The Answer is 42

August 11, 2023      Kevin Schulman, Founder, DonorVoice and DVCanvass

We’re in the pre-phase of AI and fundraising.  The pre-phase, a concept coined by Kevin Kelly in New Rules for The New Economy, is marked by high hopes and grand ambition.  Everyone can and does compete, including lots of non-experts.

There will be very few winners and lots of losers along the way.  Consider, in 1899 there were 2,000 phone companies at the advent of that invention.

Which horse to hitch your wagon?  I’d wager heavily against the “data-driven” approach, as articulated way back in 2008 by Chris Anderson, former editor in chief of Wired magazine:

“We can analyze the data without hypotheses about what it might show. We can throw the numbers into the biggest computing clusters the world has ever seen and let statistical algorithms find patterns where science cannot […] Correlation supersedes causation, and science can advance even without coherent models, unified theories, or really any mechanistic explanation at all”

Here is a seminal, case in point for why I’d wager heavily in Vegas against the Anderson point of view.

Recently, 440 scientists from 32 labs produced 15 terabytes of human, cellular data and used AI techniques to code the human genome.  Their blockbuster finding was that 80% of our genetic material serves a useful function.  This ran directly counter to the old-school, theory-based view that espoused the opposite – about 80% of our DNA is “junk DNA”, mostly dead matter serving no function.

Was data-driven or theory-driven correct?   It turns out the inside of a cell is a chemically active place and so the machine tagged darn near every piece of DNA as “alive and chemical” and therefore, functional.   Tagging something as alive and chemical is very different from saying that part of our DNA does something useful for us.

Scoreboard: Correlation 0, Theory, 1.

Much more work is required to understand whether a certain part of the genome has a biological function and how this works.  This requires, above all, smaller-scale, hypothesis-driven research.

More data do not necessarily generate more knowledge. Data by themselves are meaningless.

The idea that with enough data, the numbers speak for themselves hardly makes sense.

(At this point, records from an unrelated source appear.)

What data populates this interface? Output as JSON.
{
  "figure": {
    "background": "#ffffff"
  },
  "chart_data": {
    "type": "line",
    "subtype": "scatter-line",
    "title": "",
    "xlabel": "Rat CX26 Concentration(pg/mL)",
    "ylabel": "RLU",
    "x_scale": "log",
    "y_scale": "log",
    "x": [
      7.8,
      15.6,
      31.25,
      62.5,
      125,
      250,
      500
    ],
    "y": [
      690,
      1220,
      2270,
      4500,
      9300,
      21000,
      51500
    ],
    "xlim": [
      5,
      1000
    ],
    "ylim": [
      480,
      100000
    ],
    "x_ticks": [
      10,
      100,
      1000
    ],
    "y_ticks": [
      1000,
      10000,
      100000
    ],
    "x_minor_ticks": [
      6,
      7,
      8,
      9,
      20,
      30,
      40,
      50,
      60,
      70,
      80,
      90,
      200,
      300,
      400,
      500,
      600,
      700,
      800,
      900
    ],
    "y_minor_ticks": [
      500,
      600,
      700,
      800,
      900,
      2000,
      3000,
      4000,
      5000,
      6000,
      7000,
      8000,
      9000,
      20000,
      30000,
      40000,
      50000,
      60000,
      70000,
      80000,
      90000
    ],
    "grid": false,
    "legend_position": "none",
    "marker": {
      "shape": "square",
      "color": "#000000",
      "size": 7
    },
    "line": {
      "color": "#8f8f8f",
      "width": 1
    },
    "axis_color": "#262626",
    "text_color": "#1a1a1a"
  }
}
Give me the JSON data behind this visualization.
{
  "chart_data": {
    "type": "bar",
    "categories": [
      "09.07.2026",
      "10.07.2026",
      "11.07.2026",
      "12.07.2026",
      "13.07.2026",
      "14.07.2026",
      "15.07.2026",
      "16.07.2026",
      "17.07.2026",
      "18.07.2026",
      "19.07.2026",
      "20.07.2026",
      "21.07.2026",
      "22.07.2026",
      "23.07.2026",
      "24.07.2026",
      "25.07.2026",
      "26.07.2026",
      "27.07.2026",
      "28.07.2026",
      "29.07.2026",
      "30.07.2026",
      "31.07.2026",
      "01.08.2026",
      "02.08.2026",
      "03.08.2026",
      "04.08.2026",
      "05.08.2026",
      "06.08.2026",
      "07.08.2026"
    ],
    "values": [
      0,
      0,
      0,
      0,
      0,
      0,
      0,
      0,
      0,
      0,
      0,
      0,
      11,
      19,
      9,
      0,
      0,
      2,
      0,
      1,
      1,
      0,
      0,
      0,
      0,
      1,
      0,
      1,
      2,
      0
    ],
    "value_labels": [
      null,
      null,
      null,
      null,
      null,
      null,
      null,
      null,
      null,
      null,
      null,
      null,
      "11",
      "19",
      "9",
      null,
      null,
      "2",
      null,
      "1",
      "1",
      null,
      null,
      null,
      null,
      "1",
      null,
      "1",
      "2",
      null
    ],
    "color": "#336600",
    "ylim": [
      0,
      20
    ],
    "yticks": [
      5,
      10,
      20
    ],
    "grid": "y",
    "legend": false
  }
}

AI techniques can increase our capacity to find relevant patterns within huge amounts of data.  The correlations may not tell us precisely why something is happening, but they alert us that it is happening. And in some situations, this is good enough – e.g., selection for efficiency on who to include in an appeal if all we care about is campaign level “winning”.

However, in most cases, understanding the why is crucial for achieving knowledge that can be applied with confidence.  Why understanding only comes from having Ground Truths and those only come from Theory – Hypothesis – Experiments – Small data insights.

The losers in this race will be those thinking they can find optimum messages and answers on channel and frequency and ask amount by just feeding the machine all your historical data and peppering it with 3rd party appends.

No algorithm can find what isn’t there.  It requires think-time, theory and experimentation to produce your small data sets and other documentation to guide your big data strategy and it requires small data to make sense of big data exploration and pattern detection.

In The Hitchikers Guide to the Galaxy a supercomputer called Deep Thought identified 42 as the answer.  Unfortunately, no one knows what the question is.

I grant that framing AI/Big Data in terms of oppositions – deduction versus induction, hypothesis-driven versus data-driven or human versus machine – misses the winning strategy of both as necessary and complementary.  But calling out the flaws in ‘data-driven’ seems necessary as the pre-phase, hype machine gets rolling.

In science, we strive to go from data-starved to data-rich, yet a more is better, throw it in the blender approach, as often advocated by the most enthusiastic Big Data/AI neophytes, will take you from data-rich to data-buried and a bazillion correlations of sub-par outcomes producing little juice for lots of squeeze.